How do you most want students to remember you?
I hope they will feel at home when they go to art museums or other places where one finds art and architecture. If that happens, their pleasure and interest in looking will grow throughout their lives. They will thereby obtain the habit of seeing through someone else’s eyes. I love the passage in the fifth volume of Proust’s “Search for Lost Time” about what we obtain by seeing through the eyes of a visual artists. “A pair of wings, a different mode of breathing, which would enable us to traverse infinite space, would in no way help us, for, if we visited Mars or Venus keeping the same senses, they would clothe in the same aspect as the things of the earth everything that we should be capable of seeing. The only true voyage of discovery, the only fountain of Eternal Youth, would be not to visit strange lands but to possess other eyes, to behold the universe through the eyes of another, of a hundred others, to behold the hundred universes that each of them beholds, that each of them is; (my emphasis).”
Additionally, I hope they will remember that I saw them, and convinced them that they were smarter than they imagined they were.
What do you consider some your greatest accomplishments?
I’m not great, but I am very proud of being a university professor, so I have worked very hard at quality and professionalism. To me, that’s more important. I would also very much like to score more points against our son Walter in tennis. That would be an achievement.
What will you remember most about your years at Virginia Wesleyan?
My VWU home, the art department. And, alongside that comfort, the way my students always helped me get out of my comfort zone.
Anything else you would like to share about your career at VWU?
We are so fortunate to have this landscape where coming to work every day gives you the benefits of forest bathing. As soon as you pull in, it’s astonishingly beautiful to see and feel.

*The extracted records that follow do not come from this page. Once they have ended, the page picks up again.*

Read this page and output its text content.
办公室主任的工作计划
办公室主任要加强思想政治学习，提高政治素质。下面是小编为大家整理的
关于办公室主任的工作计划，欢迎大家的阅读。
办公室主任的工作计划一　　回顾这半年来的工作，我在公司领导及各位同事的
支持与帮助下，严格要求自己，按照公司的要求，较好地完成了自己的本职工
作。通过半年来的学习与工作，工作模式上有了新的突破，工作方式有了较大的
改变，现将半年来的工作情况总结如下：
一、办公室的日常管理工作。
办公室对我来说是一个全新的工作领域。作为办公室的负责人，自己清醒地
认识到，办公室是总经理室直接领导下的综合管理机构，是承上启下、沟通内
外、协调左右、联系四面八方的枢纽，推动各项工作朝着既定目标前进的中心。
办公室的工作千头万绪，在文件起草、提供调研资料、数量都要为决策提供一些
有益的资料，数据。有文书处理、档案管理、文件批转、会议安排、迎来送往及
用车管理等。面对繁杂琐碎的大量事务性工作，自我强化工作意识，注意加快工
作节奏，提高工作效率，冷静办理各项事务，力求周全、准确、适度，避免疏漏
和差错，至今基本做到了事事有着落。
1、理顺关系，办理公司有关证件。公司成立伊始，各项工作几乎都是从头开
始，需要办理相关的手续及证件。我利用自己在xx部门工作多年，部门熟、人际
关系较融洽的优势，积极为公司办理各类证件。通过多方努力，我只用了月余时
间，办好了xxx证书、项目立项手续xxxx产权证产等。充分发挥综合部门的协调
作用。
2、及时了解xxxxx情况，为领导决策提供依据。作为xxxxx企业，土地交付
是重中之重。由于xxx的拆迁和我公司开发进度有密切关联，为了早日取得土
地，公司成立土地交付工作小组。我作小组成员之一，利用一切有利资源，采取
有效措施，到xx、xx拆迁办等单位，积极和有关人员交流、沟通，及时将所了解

Favorite quote: Most anything Muhammad Ali said. “Float like a butterfly, sting like a bee. His hands can’t hit what his eyes can’t see. Now you see me, now you don’t. George thinks he will but I know he won’t. I’m young, I’m handsome, I’m fast, I can’t possibly be beat.”
Favorite food: Candy and Club Sandwiches
Favorite place: Blue Ridge Mountains
Favorite song/music: I don’t know if they’re my favorites, but I think the tango “Por Una Cabeza” and Satie’s “Gymnopédies” got me through the pandemic.
Favorite movie: There are so many, but from recent releases I’d pick the comedy “Nop”e and the tragedy “Banshees of Inisherin.” I like Shakespearean extremes.
Favorite hobby: My new Wacom drawing tablet. Also, I take long walks listening to audio books of literature I’ve always been curious about.
What are your plans for retirement?
Less work, more tennis. I look forward to the new patterns that will emerge in enjoying the long-time loves of my life (Hank, our children Charlotte and Walter, and my bonus daughter Mary Katherine), and the two new ones: Zion, age 4, and Eden, 7 months.
When the curtain closes on the spring semester and degrees have been conferred for the Class of 2023, Howell will begin that next chapter. We wish her well!